Directors of adult social services have celebrated last week’s coming into force of the Care Act 2014 as marking probably the most significant development in services for older and disabled people since the implementation of the Beveridge Report in 1948.
According to ADASS President David Pearson “The 60-odd intervening years have seen vast social changes, particularly in the roles of women and societal attitudes generally towards disability and disabled people. And it is nothing less than tremendous that progress on a number of fronts have led to older people living longer and living better.
“Inevitably, legislation had to change in order to reflect these momentous times. Think Tanks and other agencies began focusing our minds on the strategic shift from welfare services to services organised around wellbeing and personalisation, and began to make serious improvement in our wider understanding of good practice.
“The Care Act at last promises to bring social services and social care firmly into the twenty first century. It is a modern Act for a modern service.”

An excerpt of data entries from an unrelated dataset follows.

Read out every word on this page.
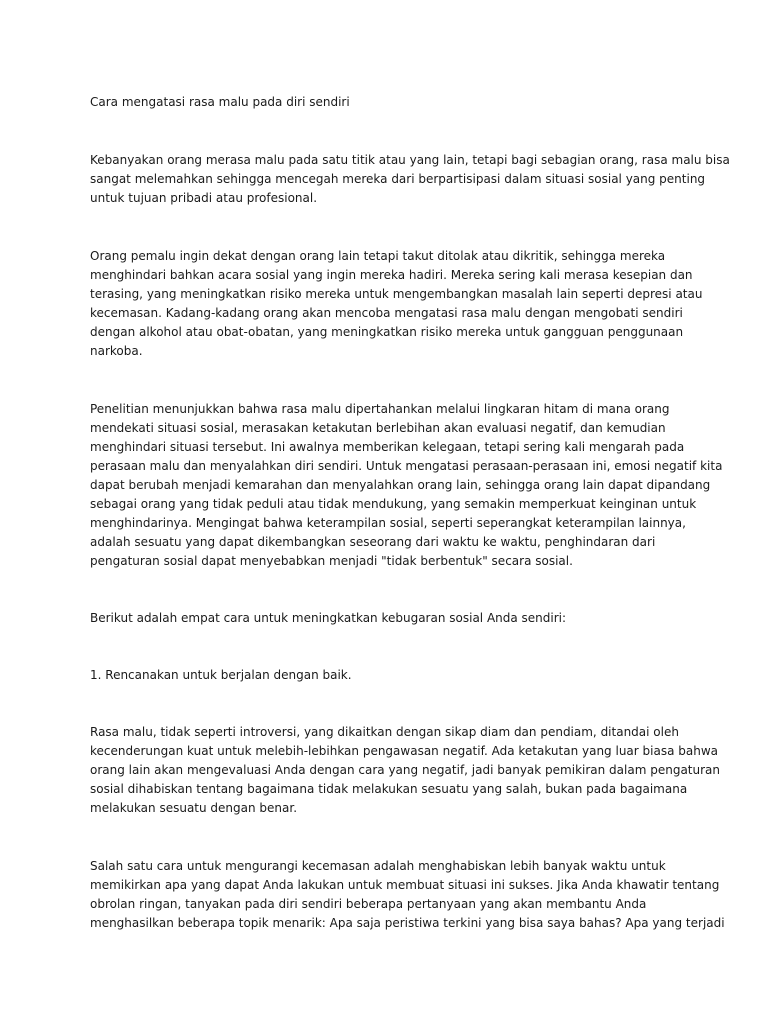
Cara mengatasi rasa malu pada diri sendiri
Kebanyakan orang merasa malu pada satu titik atau yang lain, tetapi bagi sebagian orang, rasa malu bisa
sangat melemahkan sehingga mencegah mereka dari berpartisipasi dalam situasi sosial yang penting
untuk tujuan pribadi atau profesional.
Orang pemalu ingin dekat dengan orang lain tetapi takut ditolak atau dikritik, sehingga mereka
menghindari bahkan acara sosial yang ingin mereka hadiri. Mereka sering kali merasa kesepian dan
terasing, yang meningkatkan risiko mereka untuk mengembangkan masalah lain seperti depresi atau
kecemasan. Kadang-kadang orang akan mencoba mengatasi rasa malu dengan mengobati sendiri
dengan alkohol atau obat-obatan, yang meningkatkan risiko mereka untuk gangguan penggunaan
narkoba.
Penelitian menunjukkan bahwa rasa malu dipertahankan melalui lingkaran hitam di mana orang
mendekati situasi sosial, merasakan ketakutan berlebihan akan evaluasi negatif, dan kemudian
menghindari situasi tersebut. Ini awalnya memberikan kelegaan, tetapi sering kali mengarah pada
perasaan malu dan menyalahkan diri sendiri. Untuk mengatasi perasaan-perasaan ini, emosi negatif kita
dapat berubah menjadi kemarahan dan menyalahkan orang lain, sehingga orang lain dapat dipandang
sebagai orang yang tidak peduli atau tidak mendukung, yang semakin memperkuat keinginan untuk
menghindarinya. Mengingat bahwa keterampilan sosial, seperti seperangkat keterampilan lainnya,
adalah sesuatu yang dapat dikembangkan seseorang dari waktu ke waktu, penghindaran dari
pengaturan sosial dapat menyebabkan menjadi "tidak berbentuk" secara sosial.
Berikut adalah empat cara untuk meningkatkan kebugaran sosial Anda sendiri:
1. Rencanakan untuk berjalan dengan baik.
Rasa malu, tidak seperti introversi, yang dikaitkan dengan sikap diam dan pendiam, ditandai oleh
kecenderungan kuat untuk melebih-lebihkan pengawasan negatif. Ada ketakutan yang luar biasa bahwa
orang lain akan mengevaluasi Anda dengan cara yang negatif, jadi banyak pemikiran dalam pengaturan
sosial dihabiskan tentang bagaimana tidak melakukan sesuatu yang salah, bukan pada bagaimana
melakukan sesuatu dengan benar.
Salah satu cara untuk mengurangi kecemasan adalah menghabiskan lebih banyak waktu untuk
memikirkan apa yang dapat Anda lakukan untuk membuat situasi ini sukses. Jika Anda khawatir tentang
obrolan ringan, tanyakan pada diri sendiri beberapa pertanyaan yang akan membantu Anda
menghasilkan beberapa topik menarik: Apa saja peristiwa terkini yang bisa saya bahas? Apa yang terjadi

He went on to detail the new responsibilities and approaches social care services will need to adopt from Day One – April 1 2015 – including general responsibilities for wellbeing and prevention; provisions for assessment; carers; safeguarding and new requirements for information and advice and a new basis for the relationship with care providers to developing a sustainable, diverse and improving social care market with providers.
In a year’s time the same legislation will introduce new thresholds and payment caps for people receiving social care services at home or in care homes.

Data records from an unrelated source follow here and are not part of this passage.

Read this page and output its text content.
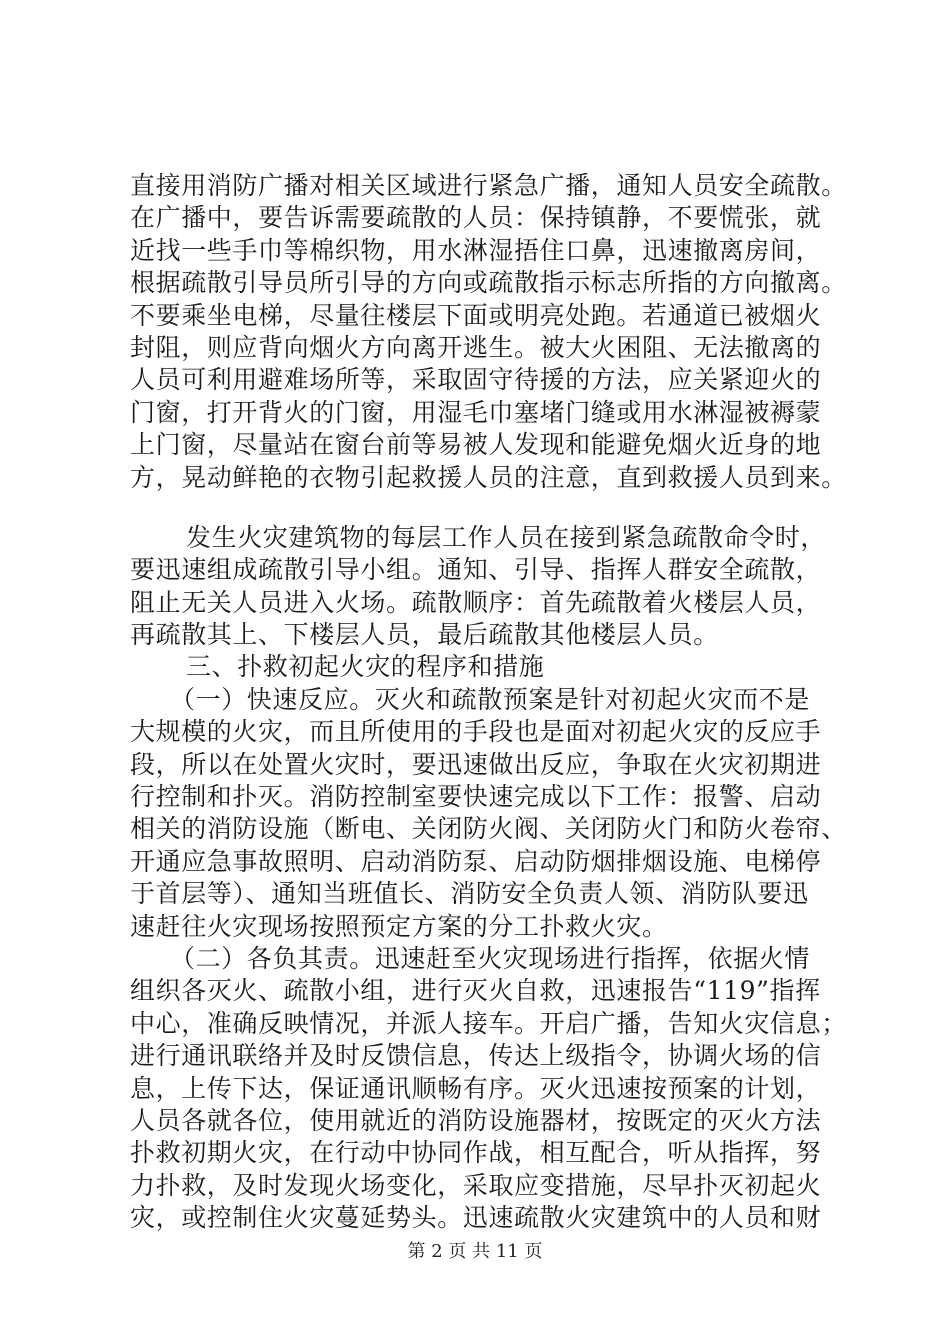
直接用消防广播对相关区域进行紧急广播，通知人员安全疏散。
在广播中，要告诉需要疏散的人员：保持镇静，不要慌张，就
近找一些手巾等棉织物，用水淋湿捂住口鼻，迅速撤离房间，
根据疏散引导员所引导的方向或疏散指示标志所指的方向撤离。
不要乘坐电梯，尽量往楼层下面或明亮处跑。若通道已被烟火
封阻，则应背向烟火方向离开逃生。被大火困阻、无法撤离的
人员可利用避难场所等，采取固守待援的方法，应关紧迎火的
门窗，打开背火的门窗，用湿毛巾塞堵门缝或用水淋湿被褥蒙
上门窗，尽量站在窗台前等易被人发现和能避免烟火近身的地
方，晃动鲜艳的衣物引起救援人员的注意，直到救援人员到来。
发生火灾建筑物的每层工作人员在接到紧急疏散命令时，
要迅速组成疏散引导小组。通知、引导、指挥人群安全疏散，
阻止无关人员进入火场。疏散顺序：首先疏散着火楼层人员，
再疏散其上、下楼层人员，最后疏散其他楼层人员。
三、扑救初起火灾的程序和措施
（一）快速反应。灭火和疏散预案是针对初起火灾而不是
大规模的火灾，而且所使用的手段也是面对初起火灾的反应手
段，所以在处置火灾时，要迅速做出反应，争取在火灾初期进
行控制和扑灭。消防控制室要快速完成以下工作：报警、启动
相关的消防设施（断电、关闭防火阀、关闭防火门和防火卷帘、
开通应急事故照明、启动消防泵、启动防烟排烟设施、电梯停
于首层等）、通知当班值长、消防安全负责人领、消防队要迅
速赶往火灾现场按照预定方案的分工扑救火灾。
（二）各负其责。迅速赶至火灾现场进行指挥，依据火情
组织各灭火、疏散小组，进行灭火自救，迅速报告“119”指挥
中心，准确反映情况，并派人接车。开启广播，告知火灾信息；
进行通讯联络并及时反馈信息，传达上级指令，协调火场的信
息，上传下达，保证通讯顺畅有序。灭火迅速按预案的计划，
人员各就各位，使用就近的消防设施器材，按既定的灭火方法
扑救初期火灾，在行动中协同作战，相互配合，听从指挥，努
力扑救，及时发现火场变化，采取应变措施，尽早扑灭初起火
灾，或控制住火灾蔓延势头。迅速疏散火灾建筑中的人员和财
第 2 页 共 11 页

Mr Pearson ended: “We have still not fully agreed with central government the additional costs that we shall have to incur in order to implement the legislation fully and successfully. There is no doubt that part of that success would lie in ensuring that the £4.3bn gap in funding between now and 2020 is addressed. There is a mismatch between rising demand and reducing resources. But ongoing discussions about these issues should not detract from the importance of the 2014 Act, the significant changes it will wrought in our services, and the important benefits it will bring older people and adults with disabilities in the coming years and decades.”